By the time Star Trek: The Next Generation came out in 1987, taking place around a century after The Original Series, the even-more-future-than-the-previous-future version of the Enterprise came equipped with replicators. These magic boxes could produce unlimited amounts of food, materials, and supplies at no cost, thus eliminating scarcity. “I’d rather call the world of Star Trek ‘post-economic’ than ‘post-scarcity,’” says Saadia, “because the notion of scarcity vs. non-scarcity is no longer useful [in that universe].”
From there on, the Star Trek universe seemed to have made the need for economics obsolete, ensuring Roddenberry’s utopian vision of cosmic diplomacy and discovery. “Economics is the management of scarcity,” says Saadia. “With Star Trek, at least inside the Federation, you have basically overcome what [John Meynard] Keynes called, ‘The Economic Problem,’ … the allocation of scarce resources.”
Of course there are some items within the world of Star Trek that seemingly cannot be replicated and are valued for their scarcity, such as dilithium crystals which power starships, or unique items like a historic bottle of wine. But even these items prove to be no hinderance to the functioning of the fictional utopia, ironically due to economic thinking. “Given how many top flight engineers and scientists they have, if they really wanted to, they would find a substitute,” says Saadia. “That’s how an economy works. You find a substitute when something gets too scarce.”
There is also the issue that this post-economic fantasia only exists in one corner of the wider Star Trek universe, within the bounds of the Federation. Many economies exist outside the Federation’s utopian society, most apparently in the form of the Ferengi, a race and culture based entirely on trade and greed (Saadia has an entire chapter on them in his book). Even this can be explained, according to Saadia. “The Federation, on the intergalactic stage, engages in economic transactions with other races.” he says. Officers use money at non-Federation bars, and it is even established during the course of the various series that they have a bank.

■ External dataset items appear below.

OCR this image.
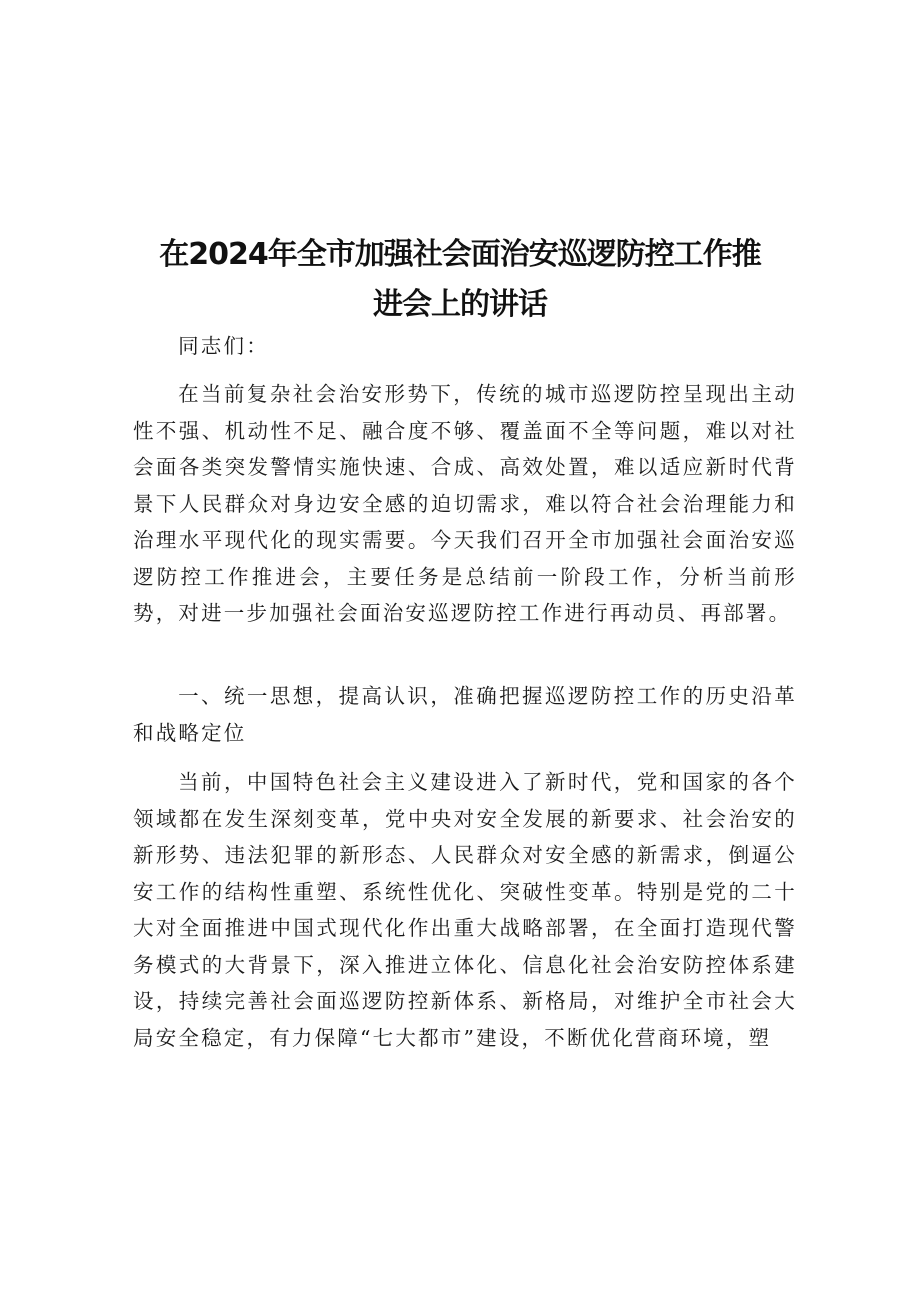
在2024年全市加强社会面治安巡逻防控工作推
进会上的讲话

同志们：

在当前复杂社会治安形势下，传统的城市巡逻防控呈现出主动性不强、机动性不足、融合度不够、覆盖面不全等问题，难以对社会面各类突发警情实施快速、合成、高效处置，难以适应新时代背景下人民群众对身边安全感的迫切需求，难以符合社会治理能力和治理水平现代化的现实需要。今天我们召开全市加强社会面治安巡逻防控工作推进会，主要任务是总结前一阶段工作，分析当前形势，对进一步加强社会面治安巡逻防控工作进行再动员、再部署。

一、统一思想，提高认识，准确把握巡逻防控工作的历史沿革和战略定位

当前，中国特色社会主义建设进入了新时代，党和国家的各个领域都在发生深刻变革，党中央对安全发展的新要求、社会治安的新形势、违法犯罪的新形态、人民群众对安全感的新需求，倒逼公安工作的结构性重塑、系统性优化、突破性变革。特别是党的二十大对全面推进中国式现代化作出重大战略部署，在全面打造现代警务模式的大背景下，深入推进立体化、信息化社会治安防控体系建设，持续完善社会面巡逻防控新体系、新格局，对维护全市社会大局安全稳定，有力保障“七大都市”建设，不断优化营商环境，塑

In Saadia’s view, Federation officers participate in such transactions only as a courtesy. He likens it to international dealings with socialist governments in our own world. “The USSR, or the Chinese for that matter, used to conduct trade with the capitalist world,” he says. “They would basically have a foreign currency account to conduct trade.” In this way, the Federation’s can interact with capitalist regimes despite operating as a cashless society among themselves.

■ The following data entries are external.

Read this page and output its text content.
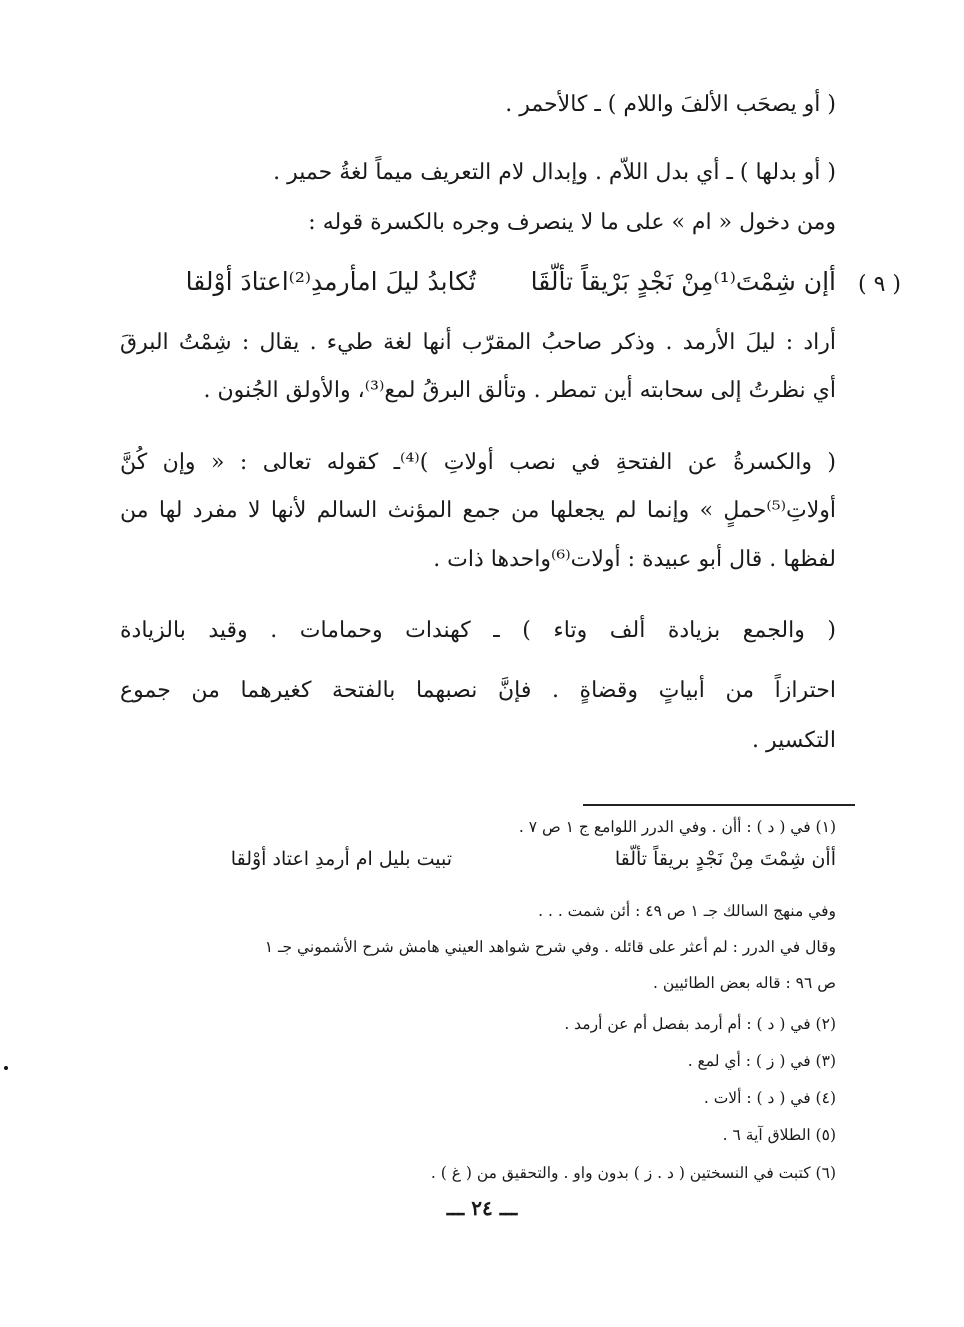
( أو يصحَب الألفَ واللام ) ـ كالأحمر .
( أو بدلها ) ـ أي بدل اللاّم . وإبدال لام التعريف ميماً لغةُ حمير .
ومن دخول « ام » على ما لا ينصرف وجره بالكسرة قوله :
( ٩ )
أإن شِمْتَ⁽¹⁾مِنْ نَجْدٍ بَرْيقاً تألّقَا
تُكابدُ ليلَ امأرمدِ⁽²⁾اعتادَ أوْلقا
أراد : ليلَ الأرمد . وذكر صاحبُ المقرّب أنها لغة طيء . يقال : شِمْتُ البرقَ
أي نظرتُ إلى سحابته أين تمطر . وتألق البرقُ لمع⁽³⁾، والأولق الجُنون .
( والكسرةُ عن الفتحةِ في نصب أولاتِ )⁽⁴⁾ـ كقوله تعالى : « وإن كُنَّ
أولاتِ⁽⁵⁾حملٍ » وإنما لم يجعلها من جمع المؤنث السالم لأنها لا مفرد لها من
لفظها . قال أبو عبيدة : أولات⁽⁶⁾واحدها ذات .
( والجمع بزيادة ألف وتاء ) ـ كهندات وحمامات . وقيد بالزيادة
احترازاً من أبياتٍ وقضاةٍ . فإنَّ نصبهما بالفتحة كغيرهما من جموع
التكسير .
(١) في ( د ) : أأن . وفي الدرر اللوامع ج ١ ص ٧ .
أأن شِمْتَ مِنْ نَجْدٍ بريقاً تألّقا
تبيت بليل ام أرمدِ اعتاد أوْلقا
وفي منهج السالك جـ ١ ص ٤٩ : أئن شمت . . .
وقال في الدرر : لم أعثر على قائله . وفي شرح شواهد العيني هامش شرح الأشموني جـ ١
ص ٩٦ : قاله بعض الطائيين .
(٢) في ( د ) : أم أرمد بفصل أم عن أرمد .
(٣) في ( ز ) : أي لمع .
(٤) في ( د ) : ألات .
(٥) الطلاق آية ٦ .
(٦) كتبت في النسختين ( د . ز ) بدون واو . والتحقيق من ( غ ) .
ـــ ٢٤ ـــ
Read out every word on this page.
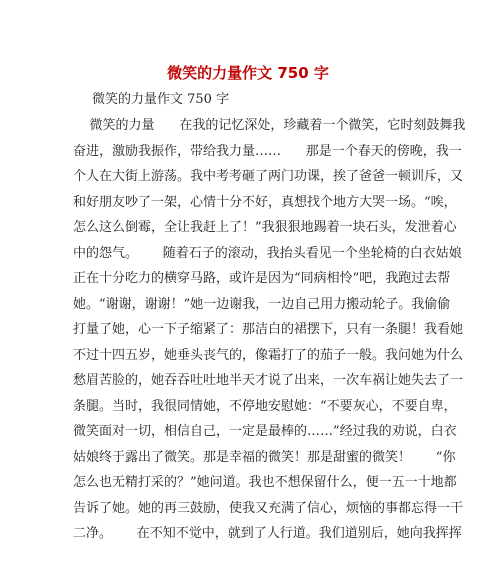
微笑的力量作文 750 字

微笑的力量作文 750 字

微笑的力量      在我的记忆深处，珍藏着一个微笑，它时刻鼓舞我
奋进，激励我振作，带给我力量……      那是一个春天的傍晚，我一
个人在大街上游荡。我中考考砸了两门功课，挨了爸爸一顿训斥，又
和好朋友吵了一架，心情十分不好，真想找个地方大哭一场。“唉，
怎么这么倒霉，全让我赶上了！”我狠狠地踢着一块石头，发泄着心
中的怨气。      随着石子的滚动，我抬头看见一个坐轮椅的白衣姑娘
正在十分吃力的横穿马路，或许是因为“同病相怜”吧，我跑过去帮
她。“谢谢，谢谢！”她一边谢我，一边自己用力搬动轮子。我偷偷
打量了她，心一下子缩紧了：那洁白的裙摆下，只有一条腿！我看她
不过十四五岁，她垂头丧气的，像霜打了的茄子一般。我问她为什么
愁眉苦脸的，她吞吞吐吐地半天才说了出来，一次车祸让她失去了一
条腿。当时，我很同情她，不停地安慰她：“不要灰心，不要自卑，
微笑面对一切，相信自己，一定是最棒的……”经过我的劝说，白衣
姑娘终于露出了微笑。那是幸福的微笑！那是甜蜜的微笑！      “你
怎么也无精打采的？”她问道。我也不想保留什么，便一五一十地都
告诉了她。她的再三鼓励，使我又充满了信心，烦恼的事都忘得一干
二净。      在不知不觉中，就到了人行道。我们道别后，她向我挥挥
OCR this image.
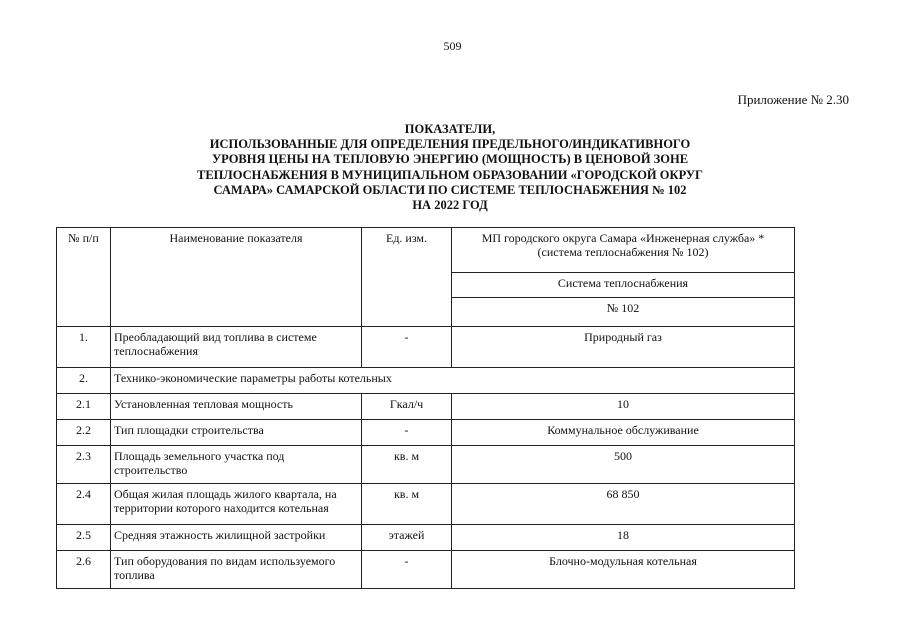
509
Приложение № 2.30
ПОКАЗАТЕЛИ,
ИСПОЛЬЗОВАННЫЕ ДЛЯ ОПРЕДЕЛЕНИЯ ПРЕДЕЛЬНОГО/ИНДИКАТИВНОГО
УРОВНЯ ЦЕНЫ НА ТЕПЛОВУЮ ЭНЕРГИЮ (МОЩНОСТЬ) В ЦЕНОВОЙ ЗОНЕ
ТЕПЛОСНАБЖЕНИЯ В МУНИЦИПАЛЬНОМ ОБРАЗОВАНИИ «ГОРОДСКОЙ ОКРУГ
САМАРА» САМАРСКОЙ ОБЛАСТИ ПО СИСТЕМЕ ТЕПЛОСНАБЖЕНИЯ № 102
НА 2022 ГОД
№ п/п	Наименование показателя	Ед. изм.	МП городского округа Самара «Инженерная служба» *
(система теплоснабжения № 102)

			Система теплоснабжения
			№ 102
1.	Преобладающий вид топлива в системе теплоснабжения	-	Природный газ
2.	Технико-экономические параметры работы котельных		
2.1	Установленная тепловая мощность	Гкал/ч	10
2.2	Тип площадки строительства	-	Коммунальное обслуживание
2.3	Площадь земельного участка под строительство	кв. м	500
2.4	Общая жилая площадь жилого квартала, на территории которого находится котельная	кв. м	68 850
2.5	Средняя этажность жилищной застройки	этажей	18
2.6	Тип оборудования по видам используемого топлива	-	Блочно-модульная котельная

This post-economic elysium is all well and good to watch in a science-fiction show where they have magical technologies and centuries of time to solve all of their problems, but what, if anything does this say about our current economic landscape? What does it teach us about how we as a species might one day achieve the limitless wealth enjoyed by likes of Captains Picard and Sisko?

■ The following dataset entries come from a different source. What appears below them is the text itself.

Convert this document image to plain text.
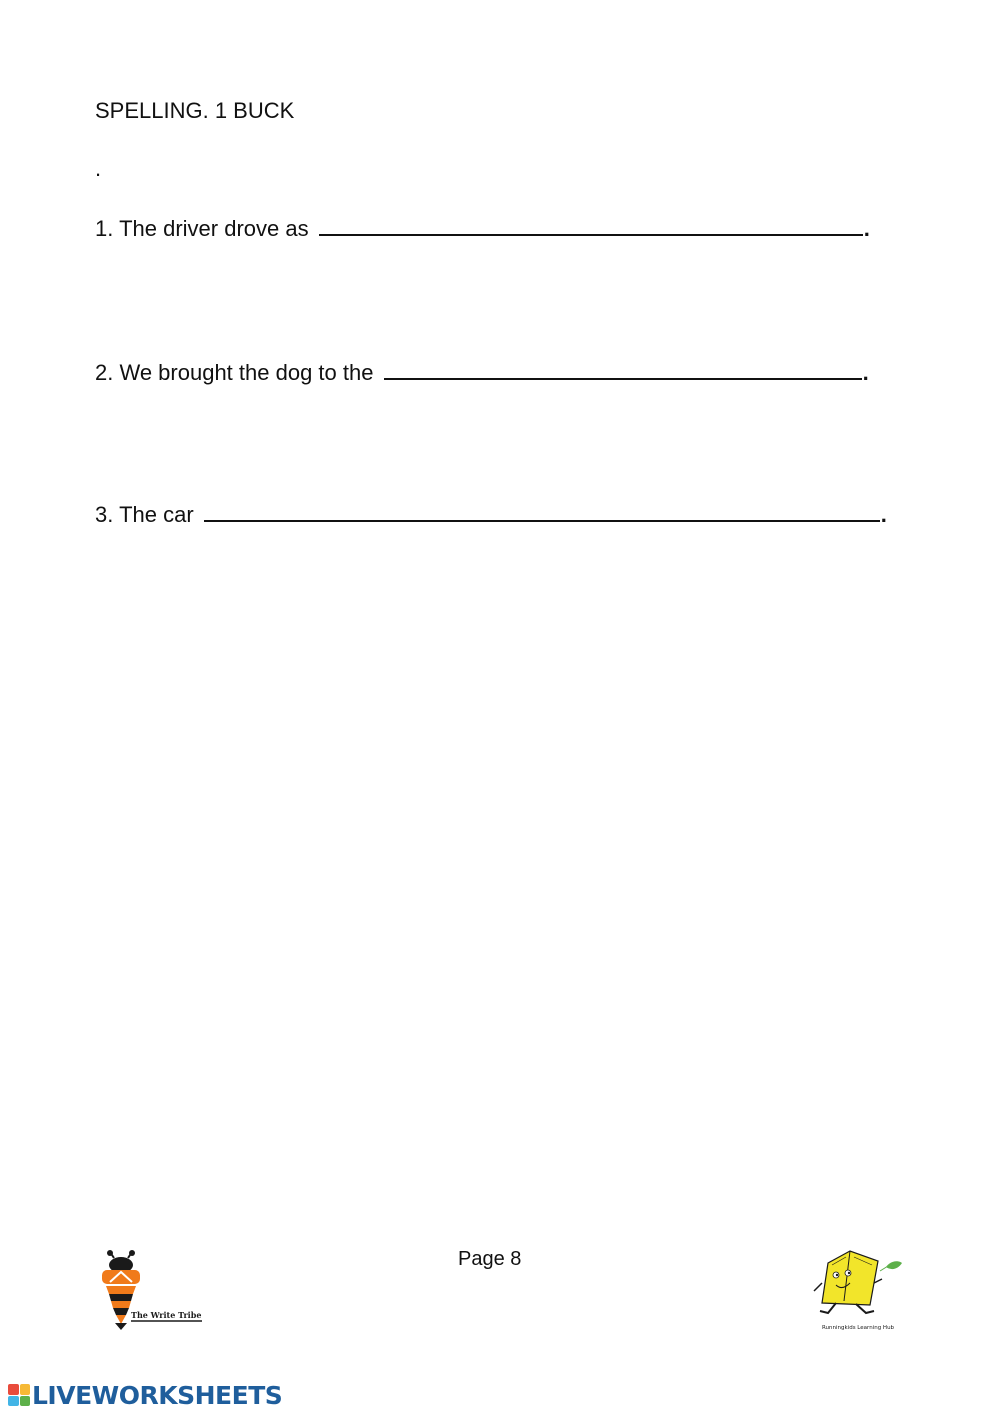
SPELLING. 1 BUCK

.

1. The driver drove as	.

2. We brought the dog to the	.

3. The car	.

Page 8
The Write Tribe
Runningkids Learning Hub
LIVEWORKSHEETS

According to Saadia, the most important lesson to learn is that we shouldn’t just wait for technology to elevate us all to a bountiful, unified society. “It’s not the technology or the replicators that enable a post-economic society in Star Trek,” he says. As he explained to us, even in the final film set in the era of The Original Series, Star Trek VI: The Undiscovered Country, the characters do not use replicators—and yet they appear to be living in a post-scarcity society. Saadia says this points to the fact that the final, post-economic society that is presented was a “policy choice,” more than a result of an increase in convenience. “It’s a matter of values and a democratic decision by society, rather than something that comes out of the natural outgrowth of technological progress,” he says. “Star Trek presents a post-economic future as a social choice.”
The future promised by Star Trek may seem like an unattainable fantasy, but according to Saadia, we can start living it now to make it happen. “Being helpful, and transparent, and sharing is something that really matters in Star Trek,” he says. “You share the products of your work and you help other people do the same.”
Ultimately, if we want to reach an abundant, post-economic future, the real answer might not be to wait for the future to come to us, but to start dreaming of it, and living it as much as we can now. It might sound utopian, but that’s what Star Trek is all about.